My previous article on the BJP and the nuclear tests of Pokhran has generated a bit of steam. If you propose that nuclear armament is the only option in terms of national security and world peace, I present several counter-arguments:

  • You equate peaceful diplomacy to weakness: Indeed, it is the exact opposite – negotiating a conflict is a sign of strength. Also, if you happen to believe that Nehru had failed in his diplomacy in the Indo-Chinese conflict with his Panch Sheel; it does not necessarily imply that armed conflict would have been a better option.
  • You have implicitly (and naively) assumed that nuclear armament on both sides excludes the possibility of conflict: There is a premise that in a nuclear arms race, if both nations have somewhat comparable nuclear arsenal, then they will not use them: since if one did, the opponent may respond with equal or even greater force. This premise, frequently called ‘Mutually Assured Destruction (MAD)’ is sometimes itself used as an excuse for nuclear armament, thus somehow promoting peace between the nations.  The flaw in using this argument is overwhelmingly apparent – you cannot achieve peace and security by building weapons of mass destruction. All MAD does is to reduce the probability of nuclear conflict. Now, this might seem to be a good thing, but it isn’t. Consider a condom that does not let 90 percent of the spermatozoa through. Will you use it? It still lets the 10 percent through, enough to cause pregnancy – at the same time providing false hopes of security. It is the same situation here – MAD doesn’t exclude the possibility of conflict, it only reduces it. But 10 percent, in this case is a major fraction of the nuclear stockpile. Over a long time, the tiny possibility of nuclear conflict will manifest itself – and that is why I am against it.
  • You think nuclear armament is inevitable and provides security: It isn’t. It doesn’t.
  • You think I am anti-BJP: I am not. I should equally well have criticized the Congress for its 1974 Pokhran-I tests and the blunders in 1984.
  • All the proponents favouring nuclear testing also do not take one thing into account – it is perhaps the most provocative and peace destroying act in world diplomacy. Also, India is among the few countries who have not signed the NPT treaty. Sidetracking off the topic a little bit, Nitwit Nastik in a truly great blog post explained how easy it is for people to be fooled by their governments and to bring them in favour of fighting a war.  The following extract of a conversation between a psychologist and a captured Nazi captures the essence of the article:

    Goering (Nazi): Why, of course, the people don’t want war. Why would some poor slob on a farm want to risk his life in a war when the best that he can get out of it is to come back to his farm in one piece?

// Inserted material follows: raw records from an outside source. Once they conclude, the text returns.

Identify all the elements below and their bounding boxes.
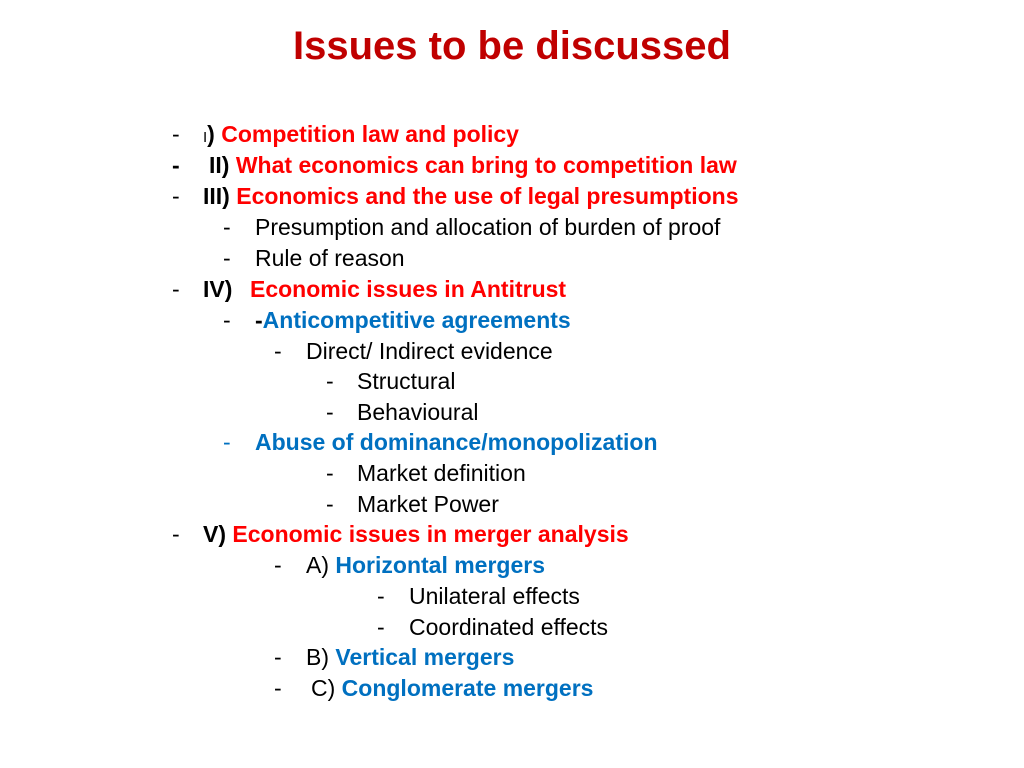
item-prefix-dash: - xyxy=(255,307,263,333)
item-label: Structural xyxy=(357,368,456,394)
bullet-dash: - xyxy=(172,152,180,178)
bullet-dash: - xyxy=(377,583,385,609)
item-number: III) xyxy=(203,183,230,209)
bullet-dash: - xyxy=(223,245,231,271)
item-number: II) xyxy=(209,152,230,178)
item-label: Economic issues in Antitrust xyxy=(250,276,567,302)
bullet-dash: - xyxy=(274,644,282,670)
item-5b-text xyxy=(306,642,514,673)
bullet-dash: - xyxy=(172,276,180,302)
item-label: Unilateral effects xyxy=(409,583,580,609)
item-number: IV) xyxy=(203,276,233,302)
item-label: Market Power xyxy=(357,491,499,517)
bullet-dash: - xyxy=(326,368,334,394)
item-1-text xyxy=(203,119,519,153)
item-2-text xyxy=(209,150,737,181)
bullet-dash: - xyxy=(223,214,231,240)
bullet-dash: - xyxy=(223,429,231,455)
bullet-dash: - xyxy=(326,491,334,517)
item-number: C) xyxy=(311,675,336,701)
item-label: What economics can bring to competition law xyxy=(229,152,737,178)
bullet-dash: - xyxy=(172,121,180,147)
bullet-dash: - xyxy=(172,521,180,547)
bullet-dash: - xyxy=(326,460,334,486)
bullet-dash: - xyxy=(223,307,231,333)
item-number-paren: ) xyxy=(207,121,215,147)
item-label: Conglomerate mergers xyxy=(335,675,594,701)
slide-title: Issues to be discussed xyxy=(293,24,731,68)
bullet-dash: - xyxy=(326,399,334,425)
item-5c-text xyxy=(311,673,593,704)
bullet-dash: - xyxy=(172,183,180,209)
item-label: Competition law and policy xyxy=(214,121,519,147)
item-label: Horizontal mergers xyxy=(329,552,545,578)
item-3-text xyxy=(203,181,739,212)
item-label: Economics and the use of legal presumptions xyxy=(229,183,739,209)
bullet-dash: - xyxy=(377,614,385,640)
item-number: B) xyxy=(306,644,329,670)
item-label: Coordinated effects xyxy=(409,614,609,640)
bullet-dash: - xyxy=(274,675,282,701)
item-label: Anticompetitive agreements xyxy=(262,307,571,333)
item-label: Behavioural xyxy=(357,399,479,425)
item-number: I xyxy=(203,129,208,146)
item-label: Economic issues in merger analysis xyxy=(226,521,629,547)
item-label: Presumption and allocation of burden of proof xyxy=(255,214,721,240)
item-number: A) xyxy=(306,552,329,578)
item-4a-text xyxy=(255,305,571,336)
bullet-dash: - xyxy=(274,338,282,364)
item-label: Abuse of dominance/monopolization xyxy=(255,429,658,455)
item-label: Rule of reason xyxy=(255,245,405,271)
bullet-dash: - xyxy=(274,552,282,578)
item-5-text xyxy=(203,519,629,550)
item-5a-text xyxy=(306,550,545,581)
item-label: Direct/ Indirect evidence xyxy=(306,338,553,364)
item-label: Market definition xyxy=(357,460,526,486)
item-number: V) xyxy=(203,521,226,547)
item-label: Vertical mergers xyxy=(329,644,515,670)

    Naturally, the common people don’t want war; neither in Russia, nor in England, nor in America, nor for that matter in Germany. That is understood. But, after all, it is the leaders of the country who determine the policy and it is always a simple matter to drag the people along, whether it is a democracy, or a fascist dictatorship, or a parliament, or a communist dictatorship.

    Gilbert: There is one difference. In a democracy the people have some say in the matter through their elected representatives, and in the United States only Congress can declare wars.

    Goering: Voice or no voice, the people can always be brought to the bidding of the leaders. That is easy. All you have to do is tell them they are being attacked, and denounce the pacifists for lack of patriotism and exposing the country to danger. It works the same in any country.

    The last line by Goering is truly insightful, and tangentially relates to the discussions above.

    (Psst!! Nastik, if you are reading this, I hope you don’t mind me ripping off from your blog? I swear I won’t do it again!)